Samsung's Novel Flow-guided Video Frame Interpolation Technique
Video Frame Interpolation (VFI) is a classic low-level vision task, which aims to increase the frame rate of videos by synthesizing non-existent intermediate frames between consecutive frames. IEEE/CVF Conference on Computer Vision and Pattern Recognition (CVPR) is one of the top-tier international computer vision conferences. A VFI paper (“A Unified Pyramid Recurrent Network for Video Frame Interpolation”) by Intelligent Vision Lab of Samsung R&D Institute China-Nanjing (SRC-Nanjing) has been recently accepted by CVPR 2023.
Intelligent Vision Lab of SRC-Nanjing
Intelligent Vision Lab (IVL) of SRC-Nanjing focuses on advanced computer vision technologies, including video frame interpolation, super resolution, style transfer, object detection, etc. We have published several papers on top conferences and deployed some computer vision algorithms on Samsung’s products. We will keep going and make more contributions to Samsung.
Main Contributions of This Paper
This paper (“A Unified ”) has the following main contributions.
1. It presents a novel compact model to simultaneously estimate the bi-directional motions between input frames. It is extremely lightweight (15x smaller than PWC-Net), yet enables reliable handling of large and complex motion cases.
2. Powered by proposed bi-directional motion estimator, a simple synthesis network is sufficient to predict the intermediate frame from forward-warped representations under various challenging conditions.
3. The proposed video frame interpolation method achieves excellent performance on a broad range of benchmarks, with much less parameters than state-of-the-art methods.
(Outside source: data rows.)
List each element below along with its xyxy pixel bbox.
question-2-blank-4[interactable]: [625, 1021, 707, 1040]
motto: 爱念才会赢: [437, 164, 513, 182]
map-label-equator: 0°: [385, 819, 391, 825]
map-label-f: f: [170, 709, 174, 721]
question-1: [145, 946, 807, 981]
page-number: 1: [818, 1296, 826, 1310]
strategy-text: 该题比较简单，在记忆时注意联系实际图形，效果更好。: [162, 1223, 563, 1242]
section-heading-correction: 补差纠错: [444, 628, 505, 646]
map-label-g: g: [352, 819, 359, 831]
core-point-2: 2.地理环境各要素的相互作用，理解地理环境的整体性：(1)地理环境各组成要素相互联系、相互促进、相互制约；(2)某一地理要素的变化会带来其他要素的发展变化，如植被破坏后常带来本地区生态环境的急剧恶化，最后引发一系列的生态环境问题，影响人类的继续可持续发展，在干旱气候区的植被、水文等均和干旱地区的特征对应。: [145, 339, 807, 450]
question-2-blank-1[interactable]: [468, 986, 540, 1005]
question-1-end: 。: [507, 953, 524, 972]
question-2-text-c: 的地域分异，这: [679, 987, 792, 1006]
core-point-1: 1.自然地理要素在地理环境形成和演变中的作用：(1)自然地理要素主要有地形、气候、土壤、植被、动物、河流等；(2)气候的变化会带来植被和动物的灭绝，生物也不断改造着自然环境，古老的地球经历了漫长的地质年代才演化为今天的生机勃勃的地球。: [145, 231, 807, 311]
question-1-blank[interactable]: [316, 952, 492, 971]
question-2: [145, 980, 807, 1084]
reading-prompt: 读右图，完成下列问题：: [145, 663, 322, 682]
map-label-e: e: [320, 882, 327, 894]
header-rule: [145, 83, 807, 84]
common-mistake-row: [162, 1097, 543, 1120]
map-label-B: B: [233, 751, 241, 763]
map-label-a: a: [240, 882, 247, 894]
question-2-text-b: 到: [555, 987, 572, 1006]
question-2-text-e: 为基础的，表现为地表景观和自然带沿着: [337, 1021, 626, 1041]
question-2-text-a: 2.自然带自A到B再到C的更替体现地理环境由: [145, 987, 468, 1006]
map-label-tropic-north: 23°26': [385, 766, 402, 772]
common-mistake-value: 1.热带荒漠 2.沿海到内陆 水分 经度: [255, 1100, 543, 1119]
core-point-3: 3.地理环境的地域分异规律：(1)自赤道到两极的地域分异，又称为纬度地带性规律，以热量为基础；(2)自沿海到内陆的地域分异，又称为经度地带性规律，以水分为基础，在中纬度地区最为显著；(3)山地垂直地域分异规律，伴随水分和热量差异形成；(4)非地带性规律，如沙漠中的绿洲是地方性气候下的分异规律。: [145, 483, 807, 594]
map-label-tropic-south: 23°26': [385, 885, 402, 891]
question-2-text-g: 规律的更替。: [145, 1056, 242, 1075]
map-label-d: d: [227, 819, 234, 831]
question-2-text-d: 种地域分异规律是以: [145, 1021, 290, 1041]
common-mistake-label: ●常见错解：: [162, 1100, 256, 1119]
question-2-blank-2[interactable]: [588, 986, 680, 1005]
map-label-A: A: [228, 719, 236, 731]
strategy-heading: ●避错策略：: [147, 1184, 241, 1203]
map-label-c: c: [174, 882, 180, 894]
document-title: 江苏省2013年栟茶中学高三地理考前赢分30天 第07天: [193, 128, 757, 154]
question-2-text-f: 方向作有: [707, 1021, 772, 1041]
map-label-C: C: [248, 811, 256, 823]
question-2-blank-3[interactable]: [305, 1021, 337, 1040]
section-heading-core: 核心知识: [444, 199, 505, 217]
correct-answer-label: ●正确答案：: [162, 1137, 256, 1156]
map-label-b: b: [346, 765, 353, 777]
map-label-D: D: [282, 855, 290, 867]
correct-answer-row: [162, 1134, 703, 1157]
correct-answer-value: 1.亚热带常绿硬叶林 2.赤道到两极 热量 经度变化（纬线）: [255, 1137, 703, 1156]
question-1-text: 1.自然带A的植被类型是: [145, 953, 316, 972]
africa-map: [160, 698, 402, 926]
Proposed Unified Pipeline for Flow-guided Video Frame Interpolation
The macro structure of the proposed pipeline is a pyramid recurrent network. At each pyramid level, it leverages estimated bi-directional flow to generate forward-warped representations for frame synthesis; across pyramid levels, it enables iterative refinement for both optical flow and intermediate frame.
Quantitative Results
The proposed algorithm achieves excellent quantitative results (measured by PSNR and SSIM) on various video frame interpolation benchmarks. In particular, it has much less parameters than state-of-the-art methods and runs very fast.
Qualitative Results
The proposed algorithm is robust to large motion and complex non-linear motion cases. Compared to existing VFI methods, our UPR-Net gives better qualitative results on the “hard” subset of SNU-FILM benchmark, and the extremely high-resolution 4K1000FPS benchmark.